Last January,when I began at RARE, I was confident I’d been able to keep up with the group because I’d been doing Crossfit for a while, but during my first workout I got destroyed because of my huge weakness in speed, endurance, and agility. With a speedy endurance racer as a coach,I was soon tested in every aspect of my training and forced to face my weaknesses. It didn’t take long before the amount I could load on a barbel went down, but so did my times on my sprints the high paced workouts. Although I had lost a little bit of strength, I had gained a lot of speed and agility and that gap between my strengths and weaknesses slowly got smaller as I became a more well-rounded athlete.
Working on weaknesses is tough, it makes you feel inadequate and defeated. Trust me. But with time and practice, those weaknesses will no longer be weaknesses, and they might actually become your strengths. The first step in conquering a weakness is changing your mind about it. For example, I’ve mentioned a few hundred times that running is not my cup of tea, so my first step was to stop hating it. Now that was difficult, but I started telling myself, “you know Lauren, you’re really not so bad, you’re really good at pacing yourself.” I began focussing on picking up that pace a little and keeping it nice and steady. Then I started running by myself and focussing on the messages my brain was sending my body. I would tell myself “I can do this, I’m doing really well,” instead of “Caaaan’t breeeeath, muuuuust stooop.” I considered it a great accomplishment to run 3 miles without a single negative thought. Then I started verbalizing that I was starting to like running, I would even try to smile when Adam said “Run!” Before long, my mental toughness increased and so did my pace, then one day I cut 4 minutes off my time on a running workout and I knew I could do it. I still have my days where running sounds like a chore instead of a tool to get more fit, but those days are the minority.
Now that I have become more well-rounded, I have begun working on increasing my strength to get it back to where it used to be,without losing any of the speed and agility I have gained. I got a squat rack and some new weights for Christmas, so I have been lifting most mornings in my basement. It is frustrating because over Christmas break I went for over a month without doing any kind of strength training so I’ve gotten even weaker, but I face that weakness every morning and am slowly getting stronger.

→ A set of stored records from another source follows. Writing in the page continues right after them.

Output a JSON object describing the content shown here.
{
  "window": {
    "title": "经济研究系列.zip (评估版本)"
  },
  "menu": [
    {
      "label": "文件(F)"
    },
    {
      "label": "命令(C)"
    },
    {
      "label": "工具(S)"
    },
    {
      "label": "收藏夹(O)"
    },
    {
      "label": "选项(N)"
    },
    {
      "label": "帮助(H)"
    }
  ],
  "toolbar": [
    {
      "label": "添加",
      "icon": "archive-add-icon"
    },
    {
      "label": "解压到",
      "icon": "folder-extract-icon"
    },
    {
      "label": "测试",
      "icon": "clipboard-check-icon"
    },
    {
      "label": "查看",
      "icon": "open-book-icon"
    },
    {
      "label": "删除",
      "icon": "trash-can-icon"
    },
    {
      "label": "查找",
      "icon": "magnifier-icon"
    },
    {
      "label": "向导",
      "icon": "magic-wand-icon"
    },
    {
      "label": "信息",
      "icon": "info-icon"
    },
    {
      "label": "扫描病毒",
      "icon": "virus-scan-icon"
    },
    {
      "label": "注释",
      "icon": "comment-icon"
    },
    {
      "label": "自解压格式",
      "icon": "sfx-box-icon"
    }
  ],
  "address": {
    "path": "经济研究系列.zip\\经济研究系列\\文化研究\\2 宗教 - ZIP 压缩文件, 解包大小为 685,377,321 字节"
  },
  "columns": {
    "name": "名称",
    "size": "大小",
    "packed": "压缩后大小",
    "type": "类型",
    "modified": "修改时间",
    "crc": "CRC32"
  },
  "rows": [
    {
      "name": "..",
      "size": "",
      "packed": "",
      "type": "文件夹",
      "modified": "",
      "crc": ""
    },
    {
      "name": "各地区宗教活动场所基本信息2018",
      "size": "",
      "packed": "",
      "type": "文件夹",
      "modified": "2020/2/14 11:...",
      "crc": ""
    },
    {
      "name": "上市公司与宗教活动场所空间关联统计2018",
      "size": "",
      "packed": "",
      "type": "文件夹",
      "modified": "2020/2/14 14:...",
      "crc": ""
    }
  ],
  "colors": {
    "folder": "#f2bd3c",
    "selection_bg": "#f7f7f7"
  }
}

Before, during, and after my workouts I speak positively to myself (in my head…and outloud), nothing is fun when your head is filled with negative thoughts.
Now, keep in mind that if you are new to exercising or hate exercising altogether, you may want to avoid your weaknesses until you gain some confidence in your ability to exercise. It is important to work on your weaknesses, but it is more important to exercise. Period. But, if you consider yourself experienced, it is time to start conquering those weak areas! Remember, the first step is the mind game, you may hate it now, but it won’t take long before it is just one more tool you use to get fit!